The Daily Telegraph

Saint Laurent shines a new light on daywear as Lanvin draws on England’s St George

- By Bethan Holt

If I had been asked which design house might show the most desirable coats at Paris Fashion Week, Yves Saint Laurent would have been towards the bottom of the list. Not because the label can’t make an excellent topper – there are some truly exquisite leather and wool crombie styles in its commercial collection

– but because the shows are usually all about glamazon party girls for whom one spangly layer is quite enough.

And so it was that two extreme wide-shouldered, exaggerate­d lapel, sharp-with-a-hint-of-slouch wool coats created the first big surprise of the week when they were worn in the first two looks of Saint Laurent’s autumn/ winter 2019 show on Tuesday night.

There was more in this new foray into daywear from creative director Anthony Vaccarello: slinky tailored trousers, zebra and leopard pencil skirts with tactile panels of feathers and beautiful high-waisted, tiered leather midis – this is “day” for the Saint Laurent woman, lest we forget.

The Eighties-influenced look drew on Saint Laurent’s “iconic muses”, Betty Catroux, Bianca Jagger and Catherine Deneuve; Jagger and Deneuve, both in black and leopard print, were watching from the front row.

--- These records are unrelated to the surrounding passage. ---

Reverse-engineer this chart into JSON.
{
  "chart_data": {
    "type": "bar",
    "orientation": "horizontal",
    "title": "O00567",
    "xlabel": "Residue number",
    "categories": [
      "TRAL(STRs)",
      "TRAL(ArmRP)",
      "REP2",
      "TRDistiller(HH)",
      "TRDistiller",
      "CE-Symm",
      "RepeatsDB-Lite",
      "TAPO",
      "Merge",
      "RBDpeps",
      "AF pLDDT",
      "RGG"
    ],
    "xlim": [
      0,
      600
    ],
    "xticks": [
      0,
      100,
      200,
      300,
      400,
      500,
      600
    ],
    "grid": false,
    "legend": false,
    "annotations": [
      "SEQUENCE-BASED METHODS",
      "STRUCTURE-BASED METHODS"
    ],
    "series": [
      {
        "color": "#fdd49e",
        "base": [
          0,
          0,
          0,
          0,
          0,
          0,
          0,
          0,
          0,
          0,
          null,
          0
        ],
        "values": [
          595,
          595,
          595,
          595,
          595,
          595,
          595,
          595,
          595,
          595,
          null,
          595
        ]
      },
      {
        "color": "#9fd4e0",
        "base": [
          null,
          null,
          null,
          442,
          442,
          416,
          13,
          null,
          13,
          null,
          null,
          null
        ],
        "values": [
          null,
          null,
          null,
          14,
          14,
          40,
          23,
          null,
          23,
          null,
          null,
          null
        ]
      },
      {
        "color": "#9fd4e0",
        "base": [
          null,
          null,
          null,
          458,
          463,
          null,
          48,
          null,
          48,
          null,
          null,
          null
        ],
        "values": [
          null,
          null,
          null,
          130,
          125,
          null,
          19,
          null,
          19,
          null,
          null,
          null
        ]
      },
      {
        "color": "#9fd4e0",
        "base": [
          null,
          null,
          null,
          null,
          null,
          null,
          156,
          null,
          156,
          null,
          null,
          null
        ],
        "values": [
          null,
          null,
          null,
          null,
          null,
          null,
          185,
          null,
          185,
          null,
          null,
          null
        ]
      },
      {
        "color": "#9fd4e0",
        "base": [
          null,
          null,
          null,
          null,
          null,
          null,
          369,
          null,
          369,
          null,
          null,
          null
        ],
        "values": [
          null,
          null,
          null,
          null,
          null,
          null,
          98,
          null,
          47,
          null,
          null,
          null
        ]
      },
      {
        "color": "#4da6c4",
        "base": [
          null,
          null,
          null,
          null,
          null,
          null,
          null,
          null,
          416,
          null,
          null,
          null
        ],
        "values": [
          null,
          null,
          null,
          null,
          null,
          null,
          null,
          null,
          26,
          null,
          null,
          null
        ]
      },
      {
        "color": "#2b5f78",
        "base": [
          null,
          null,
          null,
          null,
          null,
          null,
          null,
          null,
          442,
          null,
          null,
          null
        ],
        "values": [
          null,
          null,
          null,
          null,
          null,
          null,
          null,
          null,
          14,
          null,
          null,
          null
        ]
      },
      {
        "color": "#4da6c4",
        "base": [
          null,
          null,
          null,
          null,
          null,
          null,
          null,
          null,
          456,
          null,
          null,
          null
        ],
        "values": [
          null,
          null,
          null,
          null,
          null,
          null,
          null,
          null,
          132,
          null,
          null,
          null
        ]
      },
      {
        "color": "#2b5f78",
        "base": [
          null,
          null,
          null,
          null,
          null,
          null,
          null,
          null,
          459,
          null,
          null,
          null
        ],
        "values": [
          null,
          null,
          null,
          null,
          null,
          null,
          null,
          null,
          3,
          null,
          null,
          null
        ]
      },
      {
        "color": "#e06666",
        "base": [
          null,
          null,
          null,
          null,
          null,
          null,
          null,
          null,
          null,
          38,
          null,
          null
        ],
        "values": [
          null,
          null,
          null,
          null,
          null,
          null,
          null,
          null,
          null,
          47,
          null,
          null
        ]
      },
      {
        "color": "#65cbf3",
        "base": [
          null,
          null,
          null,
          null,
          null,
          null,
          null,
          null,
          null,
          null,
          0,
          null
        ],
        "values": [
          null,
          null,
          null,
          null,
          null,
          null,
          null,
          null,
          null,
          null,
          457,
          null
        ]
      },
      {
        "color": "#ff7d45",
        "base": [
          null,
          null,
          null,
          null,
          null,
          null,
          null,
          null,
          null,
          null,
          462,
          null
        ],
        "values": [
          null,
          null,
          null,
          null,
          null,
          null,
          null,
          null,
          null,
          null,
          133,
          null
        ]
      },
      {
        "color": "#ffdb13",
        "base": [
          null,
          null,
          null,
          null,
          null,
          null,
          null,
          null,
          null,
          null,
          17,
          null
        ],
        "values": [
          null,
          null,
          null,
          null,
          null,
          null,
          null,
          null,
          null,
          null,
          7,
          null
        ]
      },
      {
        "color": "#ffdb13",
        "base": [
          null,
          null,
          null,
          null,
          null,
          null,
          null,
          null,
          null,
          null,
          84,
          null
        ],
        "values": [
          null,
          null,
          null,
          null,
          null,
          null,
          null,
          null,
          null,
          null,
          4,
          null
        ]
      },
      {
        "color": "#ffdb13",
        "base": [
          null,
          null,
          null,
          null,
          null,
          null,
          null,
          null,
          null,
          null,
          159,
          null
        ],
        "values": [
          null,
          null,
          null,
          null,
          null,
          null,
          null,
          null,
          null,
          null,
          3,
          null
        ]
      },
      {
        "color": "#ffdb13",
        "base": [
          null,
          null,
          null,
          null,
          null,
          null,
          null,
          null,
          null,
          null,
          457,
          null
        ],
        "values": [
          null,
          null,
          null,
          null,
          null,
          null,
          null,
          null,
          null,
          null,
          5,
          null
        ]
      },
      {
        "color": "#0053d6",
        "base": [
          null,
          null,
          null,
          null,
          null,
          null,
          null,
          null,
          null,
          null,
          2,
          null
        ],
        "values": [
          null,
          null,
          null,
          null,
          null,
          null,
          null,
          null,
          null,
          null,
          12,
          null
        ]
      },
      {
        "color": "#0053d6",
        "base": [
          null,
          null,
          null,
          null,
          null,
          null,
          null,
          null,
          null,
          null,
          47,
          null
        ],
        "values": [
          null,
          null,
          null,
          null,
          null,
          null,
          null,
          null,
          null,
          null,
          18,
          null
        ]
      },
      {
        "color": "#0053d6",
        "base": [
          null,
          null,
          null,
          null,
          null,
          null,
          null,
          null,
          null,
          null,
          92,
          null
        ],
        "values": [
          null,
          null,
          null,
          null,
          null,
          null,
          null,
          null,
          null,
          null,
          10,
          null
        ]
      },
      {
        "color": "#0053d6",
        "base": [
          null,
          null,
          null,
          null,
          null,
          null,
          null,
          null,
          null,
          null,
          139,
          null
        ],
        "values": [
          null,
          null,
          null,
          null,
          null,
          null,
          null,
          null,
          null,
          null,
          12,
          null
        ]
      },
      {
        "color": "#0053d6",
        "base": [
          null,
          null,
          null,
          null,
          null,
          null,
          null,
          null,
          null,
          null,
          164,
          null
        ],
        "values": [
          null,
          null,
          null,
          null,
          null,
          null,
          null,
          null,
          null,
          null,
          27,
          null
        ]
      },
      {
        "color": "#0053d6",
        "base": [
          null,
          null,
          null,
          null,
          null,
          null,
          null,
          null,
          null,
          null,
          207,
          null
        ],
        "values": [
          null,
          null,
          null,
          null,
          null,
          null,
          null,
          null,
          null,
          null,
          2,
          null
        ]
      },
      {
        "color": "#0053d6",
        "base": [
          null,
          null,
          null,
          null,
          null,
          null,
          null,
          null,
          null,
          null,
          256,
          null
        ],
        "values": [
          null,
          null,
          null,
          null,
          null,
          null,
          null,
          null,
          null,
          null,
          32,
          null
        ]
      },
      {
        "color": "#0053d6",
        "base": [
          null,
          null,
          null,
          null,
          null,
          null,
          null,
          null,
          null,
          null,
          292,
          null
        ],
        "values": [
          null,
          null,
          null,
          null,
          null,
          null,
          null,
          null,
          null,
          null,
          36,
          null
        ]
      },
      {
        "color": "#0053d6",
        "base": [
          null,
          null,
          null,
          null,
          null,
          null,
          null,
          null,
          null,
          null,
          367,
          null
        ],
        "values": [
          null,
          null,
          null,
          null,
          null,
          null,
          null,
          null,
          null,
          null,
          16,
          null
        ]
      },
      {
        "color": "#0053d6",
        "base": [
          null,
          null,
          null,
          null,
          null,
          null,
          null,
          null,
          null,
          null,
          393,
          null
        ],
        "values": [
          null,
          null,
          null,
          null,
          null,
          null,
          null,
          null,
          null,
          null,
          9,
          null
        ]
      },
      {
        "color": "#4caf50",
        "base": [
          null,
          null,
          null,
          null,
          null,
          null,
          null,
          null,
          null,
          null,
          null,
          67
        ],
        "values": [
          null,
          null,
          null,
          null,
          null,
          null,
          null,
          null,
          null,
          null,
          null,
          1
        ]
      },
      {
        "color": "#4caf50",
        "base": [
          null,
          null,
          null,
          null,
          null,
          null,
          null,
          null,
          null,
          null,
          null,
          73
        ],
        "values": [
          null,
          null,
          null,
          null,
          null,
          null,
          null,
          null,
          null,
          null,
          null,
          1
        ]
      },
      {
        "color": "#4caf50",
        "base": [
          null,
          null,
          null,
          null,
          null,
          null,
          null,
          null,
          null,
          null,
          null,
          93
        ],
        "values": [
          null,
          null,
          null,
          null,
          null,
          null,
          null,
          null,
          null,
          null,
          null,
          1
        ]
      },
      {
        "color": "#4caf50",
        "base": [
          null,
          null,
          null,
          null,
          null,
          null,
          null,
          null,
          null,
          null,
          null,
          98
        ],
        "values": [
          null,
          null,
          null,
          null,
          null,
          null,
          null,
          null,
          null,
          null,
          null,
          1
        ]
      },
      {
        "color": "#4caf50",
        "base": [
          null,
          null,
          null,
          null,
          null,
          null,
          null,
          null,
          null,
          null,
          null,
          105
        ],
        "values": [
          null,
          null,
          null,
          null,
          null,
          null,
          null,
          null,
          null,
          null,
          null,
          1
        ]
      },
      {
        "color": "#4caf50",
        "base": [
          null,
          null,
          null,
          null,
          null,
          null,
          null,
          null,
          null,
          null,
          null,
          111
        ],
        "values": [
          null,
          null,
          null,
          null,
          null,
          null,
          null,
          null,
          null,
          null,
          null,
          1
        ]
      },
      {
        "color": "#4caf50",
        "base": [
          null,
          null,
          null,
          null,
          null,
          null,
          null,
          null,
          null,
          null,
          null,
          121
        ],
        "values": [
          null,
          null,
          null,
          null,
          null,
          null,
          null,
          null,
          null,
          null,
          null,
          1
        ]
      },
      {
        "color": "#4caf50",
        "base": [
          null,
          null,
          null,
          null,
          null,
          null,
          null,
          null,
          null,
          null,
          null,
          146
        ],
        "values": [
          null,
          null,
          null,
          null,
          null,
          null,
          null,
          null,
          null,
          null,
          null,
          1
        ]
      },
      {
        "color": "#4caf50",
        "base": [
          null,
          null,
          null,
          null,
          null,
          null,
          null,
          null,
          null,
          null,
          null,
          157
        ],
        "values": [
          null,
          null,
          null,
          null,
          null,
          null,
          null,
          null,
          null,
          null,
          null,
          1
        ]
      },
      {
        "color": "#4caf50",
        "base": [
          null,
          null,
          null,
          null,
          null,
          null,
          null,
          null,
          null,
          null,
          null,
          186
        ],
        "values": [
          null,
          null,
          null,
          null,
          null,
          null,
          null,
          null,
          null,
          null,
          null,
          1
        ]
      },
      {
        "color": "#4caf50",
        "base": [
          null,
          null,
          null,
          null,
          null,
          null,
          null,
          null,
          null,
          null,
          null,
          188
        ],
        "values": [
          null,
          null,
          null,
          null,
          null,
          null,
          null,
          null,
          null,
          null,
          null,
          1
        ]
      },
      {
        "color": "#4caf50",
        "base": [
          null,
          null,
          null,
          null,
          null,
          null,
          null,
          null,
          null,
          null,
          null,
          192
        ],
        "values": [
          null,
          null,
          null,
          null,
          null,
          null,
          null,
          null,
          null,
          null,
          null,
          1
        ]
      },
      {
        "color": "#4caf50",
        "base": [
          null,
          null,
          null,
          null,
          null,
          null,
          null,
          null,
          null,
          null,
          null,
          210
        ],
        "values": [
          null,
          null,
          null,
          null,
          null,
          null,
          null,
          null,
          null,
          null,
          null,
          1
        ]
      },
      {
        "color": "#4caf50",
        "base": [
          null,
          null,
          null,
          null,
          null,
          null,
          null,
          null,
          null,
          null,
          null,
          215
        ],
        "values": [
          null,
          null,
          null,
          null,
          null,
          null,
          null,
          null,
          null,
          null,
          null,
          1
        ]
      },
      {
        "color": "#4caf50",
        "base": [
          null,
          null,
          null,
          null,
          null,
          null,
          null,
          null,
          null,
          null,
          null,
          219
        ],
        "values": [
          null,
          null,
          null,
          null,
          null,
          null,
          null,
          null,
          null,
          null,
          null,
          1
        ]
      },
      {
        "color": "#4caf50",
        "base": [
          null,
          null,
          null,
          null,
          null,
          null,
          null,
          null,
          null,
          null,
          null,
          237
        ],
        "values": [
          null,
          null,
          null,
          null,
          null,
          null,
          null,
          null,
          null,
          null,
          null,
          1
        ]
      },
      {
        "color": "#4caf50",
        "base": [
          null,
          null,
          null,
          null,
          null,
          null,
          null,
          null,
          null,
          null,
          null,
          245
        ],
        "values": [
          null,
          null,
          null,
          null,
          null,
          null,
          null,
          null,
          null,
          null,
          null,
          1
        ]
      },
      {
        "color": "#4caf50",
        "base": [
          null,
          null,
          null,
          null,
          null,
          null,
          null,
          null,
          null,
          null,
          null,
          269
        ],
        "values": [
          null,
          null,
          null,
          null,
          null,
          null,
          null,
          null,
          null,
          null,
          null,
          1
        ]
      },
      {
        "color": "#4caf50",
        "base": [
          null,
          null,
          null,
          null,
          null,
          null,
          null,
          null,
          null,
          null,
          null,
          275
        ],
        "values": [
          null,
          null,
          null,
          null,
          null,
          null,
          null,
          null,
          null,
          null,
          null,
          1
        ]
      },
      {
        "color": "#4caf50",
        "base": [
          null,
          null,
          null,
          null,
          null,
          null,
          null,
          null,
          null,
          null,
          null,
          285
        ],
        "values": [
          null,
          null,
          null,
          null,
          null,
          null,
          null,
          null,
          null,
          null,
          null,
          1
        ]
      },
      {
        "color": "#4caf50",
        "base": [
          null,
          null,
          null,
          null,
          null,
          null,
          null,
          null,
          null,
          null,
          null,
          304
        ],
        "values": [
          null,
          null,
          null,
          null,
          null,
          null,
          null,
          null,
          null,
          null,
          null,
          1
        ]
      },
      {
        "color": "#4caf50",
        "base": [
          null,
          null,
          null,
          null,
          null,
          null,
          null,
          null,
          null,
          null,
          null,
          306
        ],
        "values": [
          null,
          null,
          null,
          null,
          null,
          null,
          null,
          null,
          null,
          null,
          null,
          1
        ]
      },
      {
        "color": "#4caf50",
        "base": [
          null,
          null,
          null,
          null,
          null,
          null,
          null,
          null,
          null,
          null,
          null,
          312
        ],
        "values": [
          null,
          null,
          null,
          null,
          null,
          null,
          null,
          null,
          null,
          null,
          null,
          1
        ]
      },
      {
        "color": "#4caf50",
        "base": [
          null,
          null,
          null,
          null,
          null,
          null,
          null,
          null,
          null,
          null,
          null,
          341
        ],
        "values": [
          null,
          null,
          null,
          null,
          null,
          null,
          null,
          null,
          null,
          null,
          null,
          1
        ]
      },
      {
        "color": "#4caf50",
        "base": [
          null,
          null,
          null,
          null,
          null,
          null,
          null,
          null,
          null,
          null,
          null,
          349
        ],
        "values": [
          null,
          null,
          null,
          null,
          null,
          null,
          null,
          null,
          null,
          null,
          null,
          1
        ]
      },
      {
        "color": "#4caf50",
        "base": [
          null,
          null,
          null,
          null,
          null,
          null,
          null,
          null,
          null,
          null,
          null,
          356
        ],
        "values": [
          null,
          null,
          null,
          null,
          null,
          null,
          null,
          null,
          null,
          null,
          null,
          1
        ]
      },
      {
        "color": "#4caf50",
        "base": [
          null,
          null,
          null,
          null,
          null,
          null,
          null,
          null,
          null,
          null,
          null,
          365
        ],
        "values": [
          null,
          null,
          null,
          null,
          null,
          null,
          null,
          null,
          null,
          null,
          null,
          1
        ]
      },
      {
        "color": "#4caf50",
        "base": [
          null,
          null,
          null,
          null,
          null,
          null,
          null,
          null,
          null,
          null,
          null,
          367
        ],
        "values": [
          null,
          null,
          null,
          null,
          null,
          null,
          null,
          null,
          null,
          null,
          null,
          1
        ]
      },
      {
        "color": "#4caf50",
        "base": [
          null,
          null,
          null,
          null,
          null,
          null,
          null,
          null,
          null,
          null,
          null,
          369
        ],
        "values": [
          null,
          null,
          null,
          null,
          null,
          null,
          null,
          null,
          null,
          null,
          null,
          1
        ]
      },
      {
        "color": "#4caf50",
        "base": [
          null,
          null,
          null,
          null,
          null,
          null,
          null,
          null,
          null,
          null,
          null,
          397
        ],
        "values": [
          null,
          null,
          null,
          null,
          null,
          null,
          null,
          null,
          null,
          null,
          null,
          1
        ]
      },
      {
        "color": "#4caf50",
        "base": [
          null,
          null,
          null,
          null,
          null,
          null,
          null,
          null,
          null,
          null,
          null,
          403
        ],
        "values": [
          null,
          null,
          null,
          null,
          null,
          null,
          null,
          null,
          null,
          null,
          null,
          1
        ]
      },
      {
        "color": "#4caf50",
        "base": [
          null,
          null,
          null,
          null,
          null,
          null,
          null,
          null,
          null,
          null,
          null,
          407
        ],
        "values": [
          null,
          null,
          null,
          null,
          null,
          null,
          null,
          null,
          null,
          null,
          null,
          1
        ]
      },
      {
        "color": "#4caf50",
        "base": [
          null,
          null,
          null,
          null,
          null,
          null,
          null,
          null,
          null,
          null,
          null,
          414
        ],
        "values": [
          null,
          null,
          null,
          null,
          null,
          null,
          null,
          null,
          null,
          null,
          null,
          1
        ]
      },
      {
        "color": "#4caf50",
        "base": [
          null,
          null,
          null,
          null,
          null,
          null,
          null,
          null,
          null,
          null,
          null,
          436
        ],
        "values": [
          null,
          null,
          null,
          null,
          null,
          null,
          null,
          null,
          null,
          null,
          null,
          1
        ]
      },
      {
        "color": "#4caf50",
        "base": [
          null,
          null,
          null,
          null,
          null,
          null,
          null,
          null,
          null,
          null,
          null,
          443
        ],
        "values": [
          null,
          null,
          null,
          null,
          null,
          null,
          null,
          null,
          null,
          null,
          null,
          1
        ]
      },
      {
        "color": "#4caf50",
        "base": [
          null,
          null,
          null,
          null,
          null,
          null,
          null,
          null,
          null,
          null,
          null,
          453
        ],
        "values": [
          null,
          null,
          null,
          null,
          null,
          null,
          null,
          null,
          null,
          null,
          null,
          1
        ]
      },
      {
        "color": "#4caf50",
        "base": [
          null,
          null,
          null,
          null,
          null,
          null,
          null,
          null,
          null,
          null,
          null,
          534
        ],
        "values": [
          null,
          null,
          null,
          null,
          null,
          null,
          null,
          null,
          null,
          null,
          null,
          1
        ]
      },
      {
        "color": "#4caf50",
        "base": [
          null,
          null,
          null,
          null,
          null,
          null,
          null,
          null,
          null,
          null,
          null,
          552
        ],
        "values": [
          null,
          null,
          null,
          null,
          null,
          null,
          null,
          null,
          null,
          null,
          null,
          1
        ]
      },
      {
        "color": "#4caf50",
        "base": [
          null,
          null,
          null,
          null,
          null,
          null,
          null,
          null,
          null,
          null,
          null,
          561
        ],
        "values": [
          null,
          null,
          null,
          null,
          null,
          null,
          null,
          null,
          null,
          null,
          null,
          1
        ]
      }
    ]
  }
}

Several models had the same blunt fringe, peroxide hair as Catroux and many looks were imbued with the dark sophistica­tion of the costumes that Saint Laurent created for Deneuve’s 1983 film The Hunger.

The party girl was not left disappoint­ed, however. Sequinned micro-minis, feathered stiletto boots and tuxedo dresses (a reminder of the tale of socialite Nan Kempner attempting to get into New York restaurant La Côte Basque in her YSL suit, being told trousers were not suitable attire and removing them so that all she had on was a blazer) were accessoris­ed with beautiful skullcaps. The finale became a rave-like parade of neons under strobe lighting; Saint Laurent in its natural habitat.

Yesterday, Lanvin looked to emerge from a period in the fashion wilderness since the departure of creative director Alber Elbaz in 2015. Bruno Sialelli, whose appointmen­t was announced in January, is the fourth incumbent to the post in as many years.

At the 13th-century Musée de Cluny, Sialelli made a confident debut with a collection (pictured) that drew on some of the signatures of founder Jeanne Lanvin – such as a cardigan/dress hybrid in her beloved shade of pale blue. Other highlights included low-heel knee boots with silky legs, diaphanous maxi dresses and sumptuous colour combinatio­ns. For English patriots, a velvet evening gown embroidere­d with St George slaying scene the dragon. Whether medieval re-enactment can woo a new tribe of devotees remains to be seen.